The Query Plan That Changed Its Mind at 3AM

databases debugging postgres consulting reliability

A routine ANALYZE flipped a Postgres query plan from an index scan to a sequential scan, and our API went from 12ms to 8 seconds. Here's what we learned about a failure mode most teams never think about.

The alert came in at 3:17 AM. API response times had jumped from 12ms p50 to over 8 seconds. Error rates were climbing as connection timeouts cascaded through the system. By the time I got to my laptop, the on-call engineer had already restarted the application servers twice. It didn't help.

The database was the same Postgres 15 instance that had been running fine for months. No schema changes. No new deployments. No traffic spike. The only thing that had changed was nothing — or so we thought.

Finding the smoking gun

The slow query log told us exactly which query was misbehaving. It was a lookup that powered the main dashboard, something that ran thousands of times per hour:

SELECT o.id, o.status, o.total, c.name
FROM orders o
JOIN customers c ON c.id = o.customer_id
WHERE o.tenant_id = $1
  AND o.created_at > $2
ORDER BY o.created_at DESC
LIMIT 50;

Nothing exotic. The table had about 40 million rows, partitioned by tenant. There was a composite index on (tenant_id, created_at) that had been serving this query beautifully since day one. We ran EXPLAIN ANALYZE and saw the problem immediately.

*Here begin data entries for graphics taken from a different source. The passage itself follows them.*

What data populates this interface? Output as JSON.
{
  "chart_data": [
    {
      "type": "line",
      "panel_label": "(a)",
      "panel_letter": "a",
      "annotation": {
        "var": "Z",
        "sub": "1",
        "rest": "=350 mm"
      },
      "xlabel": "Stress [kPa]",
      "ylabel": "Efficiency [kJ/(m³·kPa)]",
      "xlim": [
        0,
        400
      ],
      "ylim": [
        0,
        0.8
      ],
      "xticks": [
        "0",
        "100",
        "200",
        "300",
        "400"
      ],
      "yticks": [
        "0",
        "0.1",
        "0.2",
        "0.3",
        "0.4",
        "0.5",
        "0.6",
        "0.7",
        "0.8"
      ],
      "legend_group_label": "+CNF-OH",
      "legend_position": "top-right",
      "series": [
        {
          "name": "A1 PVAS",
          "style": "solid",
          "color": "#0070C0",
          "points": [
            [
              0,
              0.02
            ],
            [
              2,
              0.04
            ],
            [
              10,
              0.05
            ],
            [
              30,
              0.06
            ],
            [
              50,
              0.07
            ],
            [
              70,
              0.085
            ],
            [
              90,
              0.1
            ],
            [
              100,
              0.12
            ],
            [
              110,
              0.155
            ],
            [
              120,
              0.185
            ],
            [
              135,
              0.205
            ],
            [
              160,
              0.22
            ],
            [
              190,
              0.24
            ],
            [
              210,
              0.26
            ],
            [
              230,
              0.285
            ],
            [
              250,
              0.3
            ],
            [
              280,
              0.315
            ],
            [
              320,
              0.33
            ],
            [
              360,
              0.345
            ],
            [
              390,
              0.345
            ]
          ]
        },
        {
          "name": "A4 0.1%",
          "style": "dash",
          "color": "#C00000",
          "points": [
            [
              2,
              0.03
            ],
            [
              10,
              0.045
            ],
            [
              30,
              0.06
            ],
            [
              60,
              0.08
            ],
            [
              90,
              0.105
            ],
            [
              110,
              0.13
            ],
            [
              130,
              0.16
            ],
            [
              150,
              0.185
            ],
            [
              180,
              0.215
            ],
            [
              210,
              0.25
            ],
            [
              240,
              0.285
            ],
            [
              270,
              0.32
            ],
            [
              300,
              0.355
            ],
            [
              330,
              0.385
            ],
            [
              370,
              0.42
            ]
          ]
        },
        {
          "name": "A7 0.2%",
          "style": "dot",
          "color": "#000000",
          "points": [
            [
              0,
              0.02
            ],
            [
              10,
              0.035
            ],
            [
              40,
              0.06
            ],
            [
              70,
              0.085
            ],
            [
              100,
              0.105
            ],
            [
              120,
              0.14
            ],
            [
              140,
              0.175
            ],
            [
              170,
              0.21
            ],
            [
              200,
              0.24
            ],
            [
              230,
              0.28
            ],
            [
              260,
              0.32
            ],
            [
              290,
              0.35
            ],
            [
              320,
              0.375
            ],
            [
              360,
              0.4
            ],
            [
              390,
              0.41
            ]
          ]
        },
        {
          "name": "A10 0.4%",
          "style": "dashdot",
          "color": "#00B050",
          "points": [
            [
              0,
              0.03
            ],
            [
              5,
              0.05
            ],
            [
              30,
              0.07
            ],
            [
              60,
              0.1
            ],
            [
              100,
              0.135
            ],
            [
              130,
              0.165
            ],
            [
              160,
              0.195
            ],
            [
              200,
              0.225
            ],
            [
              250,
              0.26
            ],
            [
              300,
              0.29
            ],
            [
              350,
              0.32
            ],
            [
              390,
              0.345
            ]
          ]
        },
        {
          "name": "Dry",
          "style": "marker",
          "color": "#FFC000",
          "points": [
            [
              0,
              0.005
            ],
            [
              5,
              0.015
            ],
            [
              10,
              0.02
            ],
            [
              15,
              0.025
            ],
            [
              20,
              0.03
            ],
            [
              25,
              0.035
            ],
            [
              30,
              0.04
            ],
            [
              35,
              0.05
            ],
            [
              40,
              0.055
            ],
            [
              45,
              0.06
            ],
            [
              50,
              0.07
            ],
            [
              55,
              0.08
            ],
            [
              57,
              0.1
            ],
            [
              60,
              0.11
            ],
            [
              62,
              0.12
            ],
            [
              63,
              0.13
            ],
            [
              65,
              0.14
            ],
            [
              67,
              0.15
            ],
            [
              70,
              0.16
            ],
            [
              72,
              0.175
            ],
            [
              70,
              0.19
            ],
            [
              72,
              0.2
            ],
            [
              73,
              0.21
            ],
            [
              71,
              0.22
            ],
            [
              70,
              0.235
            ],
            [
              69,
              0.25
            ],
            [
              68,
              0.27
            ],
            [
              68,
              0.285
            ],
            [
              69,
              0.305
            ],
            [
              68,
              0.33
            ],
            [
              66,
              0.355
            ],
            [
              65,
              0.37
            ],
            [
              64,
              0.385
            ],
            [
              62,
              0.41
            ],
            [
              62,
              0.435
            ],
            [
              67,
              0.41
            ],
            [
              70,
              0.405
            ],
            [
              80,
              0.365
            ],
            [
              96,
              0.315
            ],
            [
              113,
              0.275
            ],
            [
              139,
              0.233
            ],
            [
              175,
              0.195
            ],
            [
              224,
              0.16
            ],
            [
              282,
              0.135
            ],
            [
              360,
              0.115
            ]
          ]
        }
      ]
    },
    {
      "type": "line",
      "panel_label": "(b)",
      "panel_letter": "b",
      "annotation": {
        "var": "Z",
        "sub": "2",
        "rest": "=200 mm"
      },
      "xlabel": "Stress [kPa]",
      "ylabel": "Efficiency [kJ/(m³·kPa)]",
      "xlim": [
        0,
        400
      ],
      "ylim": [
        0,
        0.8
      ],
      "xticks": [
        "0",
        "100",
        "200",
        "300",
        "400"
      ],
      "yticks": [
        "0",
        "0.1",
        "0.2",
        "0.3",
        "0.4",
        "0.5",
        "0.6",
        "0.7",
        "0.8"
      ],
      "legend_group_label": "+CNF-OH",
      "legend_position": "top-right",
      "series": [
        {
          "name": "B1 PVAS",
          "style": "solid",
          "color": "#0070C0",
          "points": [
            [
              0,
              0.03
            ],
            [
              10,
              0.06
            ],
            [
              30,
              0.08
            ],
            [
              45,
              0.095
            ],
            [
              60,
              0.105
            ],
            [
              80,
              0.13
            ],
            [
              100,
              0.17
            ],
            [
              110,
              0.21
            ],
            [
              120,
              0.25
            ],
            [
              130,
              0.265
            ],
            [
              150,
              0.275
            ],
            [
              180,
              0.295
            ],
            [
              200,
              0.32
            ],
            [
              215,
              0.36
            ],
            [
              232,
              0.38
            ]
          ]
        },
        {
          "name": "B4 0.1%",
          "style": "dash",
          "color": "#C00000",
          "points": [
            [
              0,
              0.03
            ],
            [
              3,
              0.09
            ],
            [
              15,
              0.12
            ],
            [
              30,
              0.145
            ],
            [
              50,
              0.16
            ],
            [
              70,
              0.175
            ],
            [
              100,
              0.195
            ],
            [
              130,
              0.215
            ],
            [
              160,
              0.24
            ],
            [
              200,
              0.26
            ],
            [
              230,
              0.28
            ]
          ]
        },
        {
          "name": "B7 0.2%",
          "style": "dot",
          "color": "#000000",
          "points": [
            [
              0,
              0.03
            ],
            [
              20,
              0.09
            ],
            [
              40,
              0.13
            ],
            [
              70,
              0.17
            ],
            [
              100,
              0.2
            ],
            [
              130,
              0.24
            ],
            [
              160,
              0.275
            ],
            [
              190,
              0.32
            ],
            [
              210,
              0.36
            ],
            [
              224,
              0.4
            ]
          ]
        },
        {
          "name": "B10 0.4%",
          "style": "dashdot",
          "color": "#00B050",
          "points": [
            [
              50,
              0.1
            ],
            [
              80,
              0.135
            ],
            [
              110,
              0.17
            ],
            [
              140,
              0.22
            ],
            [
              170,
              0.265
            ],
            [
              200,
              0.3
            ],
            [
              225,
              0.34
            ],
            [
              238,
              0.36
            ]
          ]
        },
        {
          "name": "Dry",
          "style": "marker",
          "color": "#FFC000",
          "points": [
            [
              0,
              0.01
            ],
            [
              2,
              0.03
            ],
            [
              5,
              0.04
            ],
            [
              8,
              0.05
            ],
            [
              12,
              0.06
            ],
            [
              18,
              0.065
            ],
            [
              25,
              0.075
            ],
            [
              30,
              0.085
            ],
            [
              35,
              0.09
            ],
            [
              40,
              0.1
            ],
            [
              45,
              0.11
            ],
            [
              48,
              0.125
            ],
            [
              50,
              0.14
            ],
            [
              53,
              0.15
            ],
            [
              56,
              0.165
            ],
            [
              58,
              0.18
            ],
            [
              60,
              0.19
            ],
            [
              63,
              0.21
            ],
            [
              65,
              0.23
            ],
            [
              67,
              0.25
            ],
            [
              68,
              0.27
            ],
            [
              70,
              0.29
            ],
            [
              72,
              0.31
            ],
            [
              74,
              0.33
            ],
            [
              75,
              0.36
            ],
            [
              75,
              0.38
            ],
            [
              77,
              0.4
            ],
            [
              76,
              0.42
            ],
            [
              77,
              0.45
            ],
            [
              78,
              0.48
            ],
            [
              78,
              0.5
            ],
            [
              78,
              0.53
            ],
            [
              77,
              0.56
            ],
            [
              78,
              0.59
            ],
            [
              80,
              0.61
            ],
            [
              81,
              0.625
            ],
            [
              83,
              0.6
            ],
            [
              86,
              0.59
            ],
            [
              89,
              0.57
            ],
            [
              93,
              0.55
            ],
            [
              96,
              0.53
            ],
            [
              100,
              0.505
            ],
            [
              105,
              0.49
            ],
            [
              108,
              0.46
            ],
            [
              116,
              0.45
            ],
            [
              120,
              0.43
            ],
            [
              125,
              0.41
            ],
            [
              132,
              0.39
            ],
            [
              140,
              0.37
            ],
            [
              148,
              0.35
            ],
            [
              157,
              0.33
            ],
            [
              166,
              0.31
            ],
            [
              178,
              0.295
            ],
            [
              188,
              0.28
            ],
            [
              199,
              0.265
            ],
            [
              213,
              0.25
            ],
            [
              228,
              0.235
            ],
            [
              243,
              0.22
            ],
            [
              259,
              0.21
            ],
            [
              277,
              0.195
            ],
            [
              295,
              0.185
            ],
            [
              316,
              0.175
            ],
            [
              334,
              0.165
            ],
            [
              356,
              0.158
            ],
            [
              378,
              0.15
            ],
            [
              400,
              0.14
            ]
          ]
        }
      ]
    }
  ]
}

Instead of the expected index scan on orders_tenant_created_idx, Postgres had switched to a sequential scan. On a 40-million-row table.

The query planner had changed its mind.

Why Postgres flipped

After some digging, we found the culprit: autovacuum had run its periodic ANALYZE on the orders table about twenty minutes before the incident started. This refreshed the table statistics that Postgres uses to decide how to execute queries. With the updated statistics, the planner concluded that the sequential scan would be cheaper.

Here's the thing — it wasn't wrong, exactly. The statistics now more accurately reflected the data distribution, and for certain tenant IDs with very large result sets, a sequential scan could theoretically be more efficient. But the planner doesn't know that 99% of queries hit tenants with modest data volumes. It saw that the most common tenant_id values matched a large fraction of the table and decided the index wasn't worth it.

This is a known failure mode, but it catches teams off guard because it's intermittent and invisible until it isn't. Your query runs fine for months. Then the planner gets slightly different statistics and makes a different choice. No code changed. No config changed. Just a background process doing its job.

Warning

Query plan instability is especially common on tables with skewed data distributions — where some partition keys match 10 rows and others match 10 million. The planner picks one plan for all parameter values.

The 4AM fix and the real fix

At 4AM, we did the expedient thing. We pinned the query plan by rewriting the query with an explicit index hint (well, Postgres doesn't have hints, so we restructured the query to make the index scan the obvious choice):

SELECT o.id, o.status, o.total, c.name
FROM orders o
JOIN customers c ON c.id = o.customer_id
WHERE o.tenant_id = $1
  AND o.created_at > $2
  AND o.created_at <= NOW()
ORDER BY o.created_at DESC
LIMIT 50;

Adding the upper bound on created_at narrowed the estimated row count enough that the planner switched back to the index. Response times dropped to normal within seconds.

But that's a band-aid. The underlying problem was that we had a query sensitive to planner estimates, and those estimates could shift with any ANALYZE run.

Over the next week, we made three changes that actually addressed the root cause.

First, we adjusted the statistics target for the columns involved. Postgres defaults to collecting 100 histogram buckets per column. For our skewed tenant_id distribution, that wasn't enough granularity.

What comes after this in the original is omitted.